Avançando sobre os estudos semânticos de Ducrot e sobre a aplicação do conceito foucaultiano de formação discursiva, Maingueneau elabora o primado do interdiscurso sobre o discurso. Nessa nova tendência da Análise do Discurso, constata-se algumas características adotadas das anteriores e outras renovadas. Por exemplo, nota-se que “a hipótese do primado do interdiscurso inscreve-se nessa perspectiva de uma heterogeneidade constitutiva, que amarra, em uma relação inextrincável, o Mesmo do discurso e seu Outro” (CASTANHO e NASCIMENTO, sd). Outra particularidade é a noção de formação discursiva que deixa de ser justaposta, de acordo com a teoria de Foucault, tornam-se formações discursivas imbricadas ou “invadidas” entre si. Além disso, a proposta de Maingueneau aproxima-se mais de um olhar heterogêneo sobre os fenômenos da linguagem (CASTANHO e NASCIMENTO, sd; POSSENTI, 2007).

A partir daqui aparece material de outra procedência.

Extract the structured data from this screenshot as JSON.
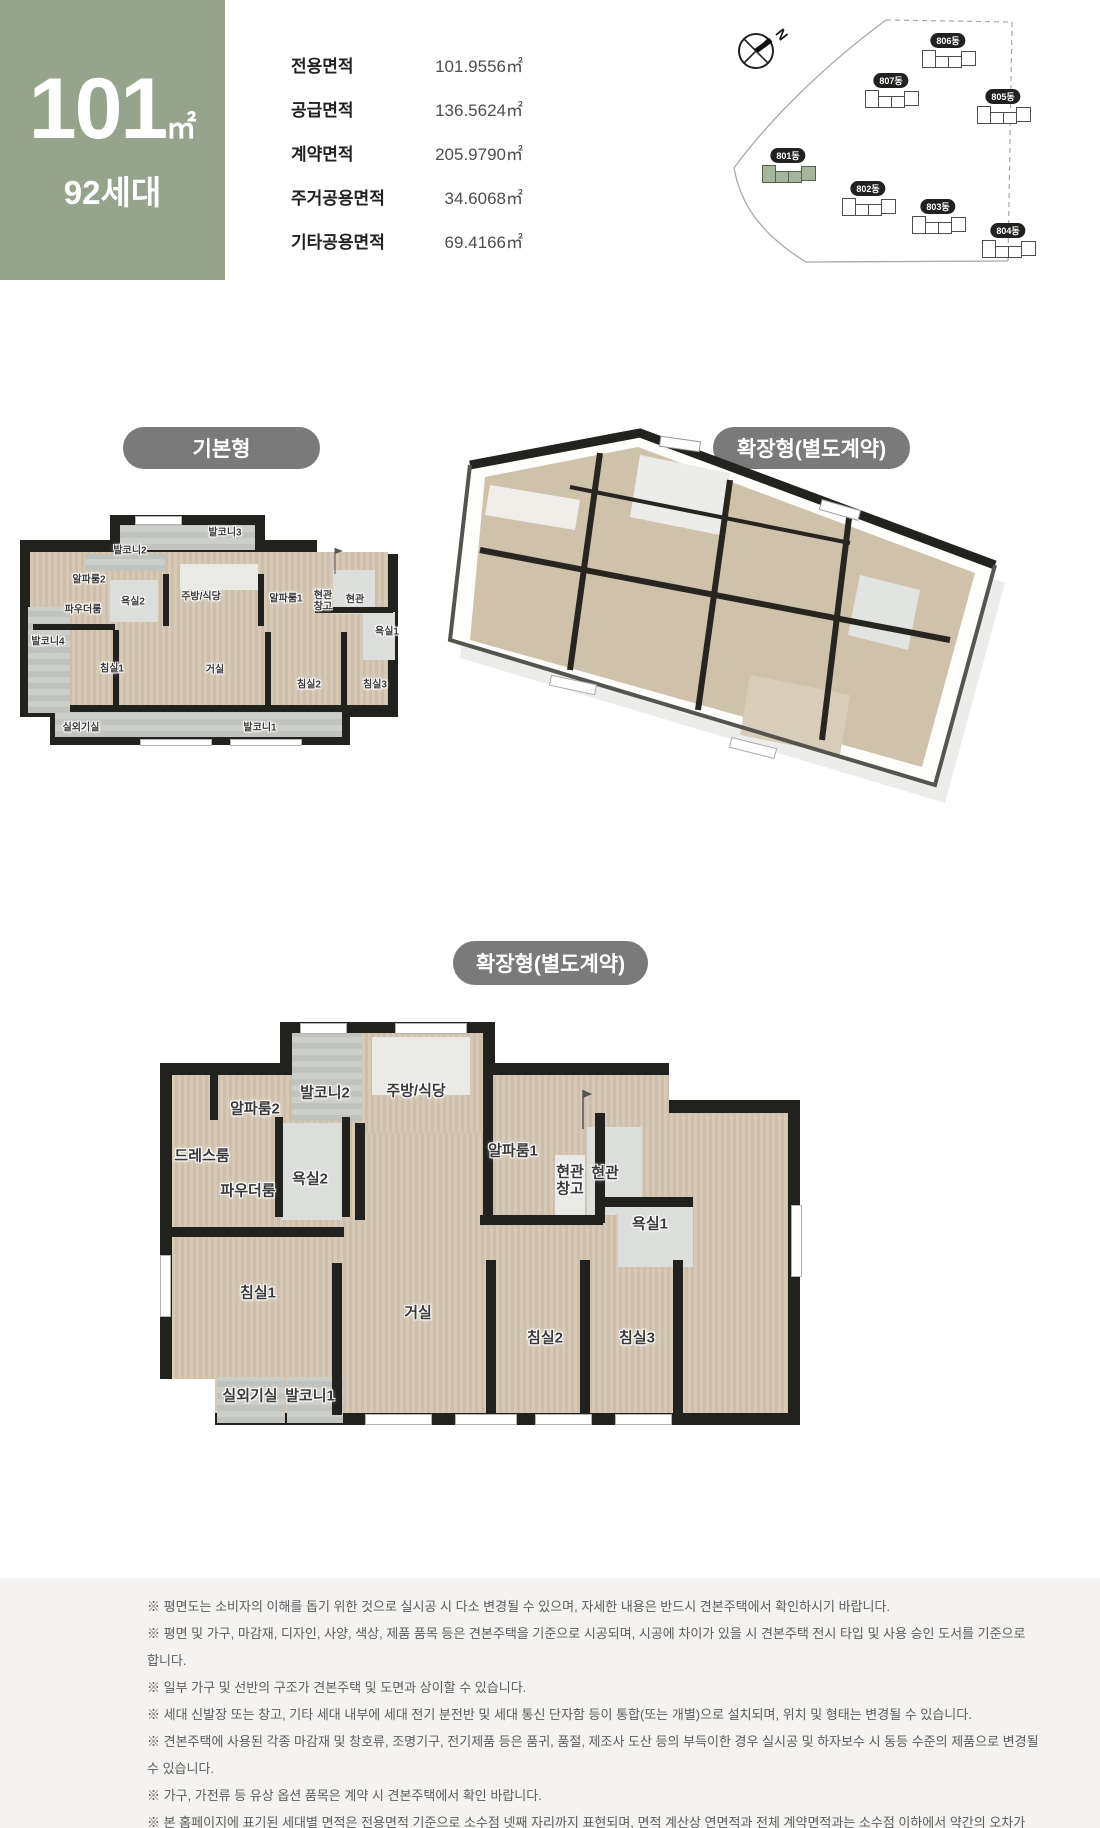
{
  "header": {
    "area_code": "101",
    "area_unit": "㎡",
    "households": "92세대",
    "green_color": "#95a48b",
    "area_table": {
      "rows": [
        {
          "label": "전용면적",
          "value": "101.9556㎡"
        },
        {
          "label": "공급면적",
          "value": "136.5624㎡"
        },
        {
          "label": "계약면적",
          "value": "205.9790㎡"
        },
        {
          "label": "주거공용면적",
          "value": "34.6068㎡"
        },
        {
          "label": "기타공용면적",
          "value": "69.4166㎡"
        }
      ]
    }
  },
  "site_plan": {
    "compass_label": "N",
    "highlight_color": "#a5b69b",
    "buildings": [
      {
        "name": "806동",
        "x": 300,
        "y": 28
      },
      {
        "name": "807동",
        "x": 243,
        "y": 68
      },
      {
        "name": "805동",
        "x": 355,
        "y": 84
      },
      {
        "name": "801동",
        "x": 140,
        "y": 143,
        "highlighted": true
      },
      {
        "name": "802동",
        "x": 220,
        "y": 176
      },
      {
        "name": "803동",
        "x": 290,
        "y": 194
      },
      {
        "name": "804동",
        "x": 360,
        "y": 218
      }
    ]
  },
  "sections": {
    "basic_badge": "기본형",
    "extended_badge": "확장형(별도계약)",
    "extended_plan_badge": "확장형(별도계약)"
  },
  "basic_plan": {
    "rooms": [
      {
        "name": "발코니3",
        "x": 210,
        "y": 19
      },
      {
        "name": "발코니2",
        "x": 115,
        "y": 37
      },
      {
        "name": "알파룸2",
        "x": 74,
        "y": 66
      },
      {
        "name": "주방/식당",
        "x": 186,
        "y": 83
      },
      {
        "name": "욕실2",
        "x": 118,
        "y": 88
      },
      {
        "name": "파우더룸",
        "x": 68,
        "y": 96
      },
      {
        "name": "알파룸1",
        "x": 271,
        "y": 85
      },
      {
        "name": "현관",
        "x": 308,
        "y": 82
      },
      {
        "name": "창고",
        "x": 308,
        "y": 93
      },
      {
        "name": "현관",
        "x": 340,
        "y": 86
      },
      {
        "name": "욕실1",
        "x": 372,
        "y": 118
      },
      {
        "name": "발코니4",
        "x": 33,
        "y": 128
      },
      {
        "name": "침실1",
        "x": 97,
        "y": 155
      },
      {
        "name": "거실",
        "x": 200,
        "y": 156
      },
      {
        "name": "침실2",
        "x": 294,
        "y": 171
      },
      {
        "name": "침실3",
        "x": 360,
        "y": 171
      },
      {
        "name": "실외기실",
        "x": 66,
        "y": 214
      },
      {
        "name": "발코니1",
        "x": 245,
        "y": 214
      }
    ]
  },
  "extended_plan": {
    "rooms": [
      {
        "name": "발코니2",
        "x": 175,
        "y": 87
      },
      {
        "name": "주방/식당",
        "x": 266,
        "y": 85
      },
      {
        "name": "알파룸2",
        "x": 105,
        "y": 103
      },
      {
        "name": "드레스룸",
        "x": 52,
        "y": 150
      },
      {
        "name": "욕실2",
        "x": 160,
        "y": 173
      },
      {
        "name": "파우더룸",
        "x": 98,
        "y": 185
      },
      {
        "name": "알파룸1",
        "x": 363,
        "y": 145
      },
      {
        "name": "현관",
        "x": 420,
        "y": 166
      },
      {
        "name": "창고",
        "x": 420,
        "y": 183
      },
      {
        "name": "현관",
        "x": 455,
        "y": 167
      },
      {
        "name": "욕실1",
        "x": 500,
        "y": 218
      },
      {
        "name": "침실1",
        "x": 108,
        "y": 287
      },
      {
        "name": "거실",
        "x": 268,
        "y": 307
      },
      {
        "name": "침실2",
        "x": 395,
        "y": 332
      },
      {
        "name": "침실3",
        "x": 487,
        "y": 332
      },
      {
        "name": "실외기실",
        "x": 100,
        "y": 390
      },
      {
        "name": "발코니1",
        "x": 160,
        "y": 390
      }
    ]
  },
  "footer": {
    "lines": [
      {
        "text": "※ 평면도는 소비자의 이해를 돕기 위한 것으로 실시공 시 다소 변경될 수 있으며, 자세한 내용은 반드시 견본주택에서 확인하시기 바랍니다."
      },
      {
        "text": "※ 평면 및 가구, 마감재, 디자인, 사양, 색상, 제품 품목 등은 견본주택을 기준으로 시공되며, 시공에 차이가 있을 시 견본주택 전시 타입 및 사용 승인 도서를 기준으로 합니다."
      },
      {
        "text": "※ 일부 가구 및 선반의 구조가 견본주택 및 도면과 상이할 수 있습니다."
      },
      {
        "text": "※ 세대 신발장 또는 창고, 기타 세대 내부에 세대 전기 분전반 및 세대 통신 단자함 등이 통합(또는 개별)으로 설치되며, 위치 및 형태는 변경될 수 있습니다."
      },
      {
        "text": "※ 견본주택에 사용된 각종 마감재 및 창호류, 조명기구, 전기제품 등은 품귀, 품절, 제조사 도산 등의 부득이한 경우 실시공 및 하자보수 시 동등 수준의 제품으로 변경될 수 있습니다."
      },
      {
        "text": "※ 가구, 가전류 등 유상 옵션 품목은 계약 시 견본주택에서 확인 바랍니다."
      },
      {
        "text": "※ 본 홈페이지에 표기된 세대별 면적은 전용면적 기준으로 소수점 넷째 자리까지 표현되며, 면적 계산상 연면적과 전체 계약면적과는 소수점 이하에서 약간의 오차가 생길 수 있으며,"
      },
      {
        "text": "면적은 사업계획 승인 변경 등으로 실시공 시 변경될 수 있습니다.",
        "indent": true
      }
    ]
  }
}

O termo interdiscurso pode ser mais bem entendido ao se conceber três outros elementos que o complementa: 1) Universo discursivo; 2) Campo discursivo; 3) Espaço discursivo. O primeiro é onde se concentra todas as formações discursivas existentes, portanto um campo muito vasto; Dentro deste encontra-se o campo discursivo que se refere às formações discursivas concorrentes; ainda dentro deste, acha-se o espaço discursivo em que dialogam entre si pelo menos duas formações discursivas, quais mantém relações privilegiadas e cruciais para compreensão do discurso (CASTANHO e NASCIMENTO, sd; POSSENTI, 2007).

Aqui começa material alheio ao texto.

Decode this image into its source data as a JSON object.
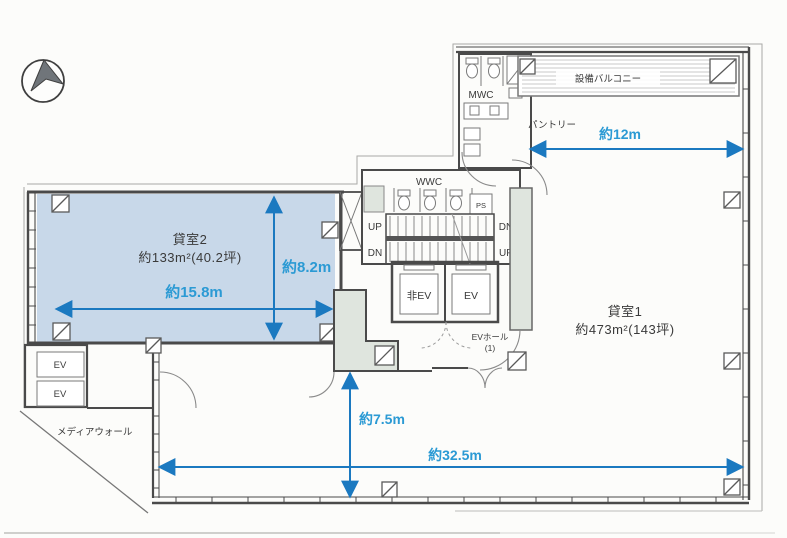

Ao longo desse dessa pesquisa, pode-se observar os diversos viés teóricos de Michel Pêcheaux a D. Maingueneau e a característica dos sujeitos em cada um. Em resumo a essa evolução, nota-se que a metáfora da “máquina discursiva” é um meio de determinar uma formação ideológica na formação discursiva de um sujeito assujeitado pelo meio em que vive cujo discurso é estável e homogêneo. Ao contrário, Michel Foucault introduz a noção de “formação discursiva como paralela, ou seja, são invadidas constantemente por outras oriundas do ambiente externo. Nesse sentido, o discurso torna-se heterogêneo, polêmico e o sujeito passa a ser disperso, embora regulado pelas FD’s dos diversos papéis que representa. M. Bakhtin introduz a ideia de polifonia no discurso literário. O. Ducrot apropria-se desse conceito de polifonia, dando-o um tratamento linguístico. Nesse contexto, notam-se duas características sem as quais o discurso não pode ser concebido: a polifonia e a heterogeneidade, esta, enfatizada por J. Althier Revuz que a classificou em duas: heterogeneidade mostrada e a heterogeneidade constitutiva. Na esteira desses estudos anteriores D. Maingueneau introduz o primado do interdiscurso sobre o discurso. Dessa forma, implode completamente a não de máquina discursiva, como bloco fechado, e modifica-se a noção de formação discursiva paralelas, uma vez que para Maingueneau, o embate entre as FD’s não acontece de por invasão externa (não é por paralelismo), mas no interior dos próprios discursos (por imbricação).
Referências
BRANDÃO, H. N. Introdução à Análise do Discurso. Campinas, SP: Editora UNICAMP, 1991.
CASTANHO, E. G., NASCIMENTO, J. V. Continuidades e descontinuidade históricas em Análise do Discurso (xerocopiado).
COSTA, N. B. da. Práticas discursivas: exercícios analíticos. Campinas, SP: Portes Editores, 2005.
MARCUSCHI, L. A. Produção textual, análise de gênero e compreensão. São Paulo: Parábola, 2008.
MUSSALIM, F. Análise do Discurso. In.: MUSSALIM, F. & BENTES, A. C. Introdução à Linguística: domínios e fronteiras. 2ª Ed. São Paulo: Cortez, 2001.
POSSENTI, S. Teoria do discurso: um caso de múltiplas rupturas. MUSSALIM, F. & BENTES, A. C. (org’s). Introdução à Linguística: fundamentos epistemológicos. 3ª Ed. São Paulo: Cortez, 2007.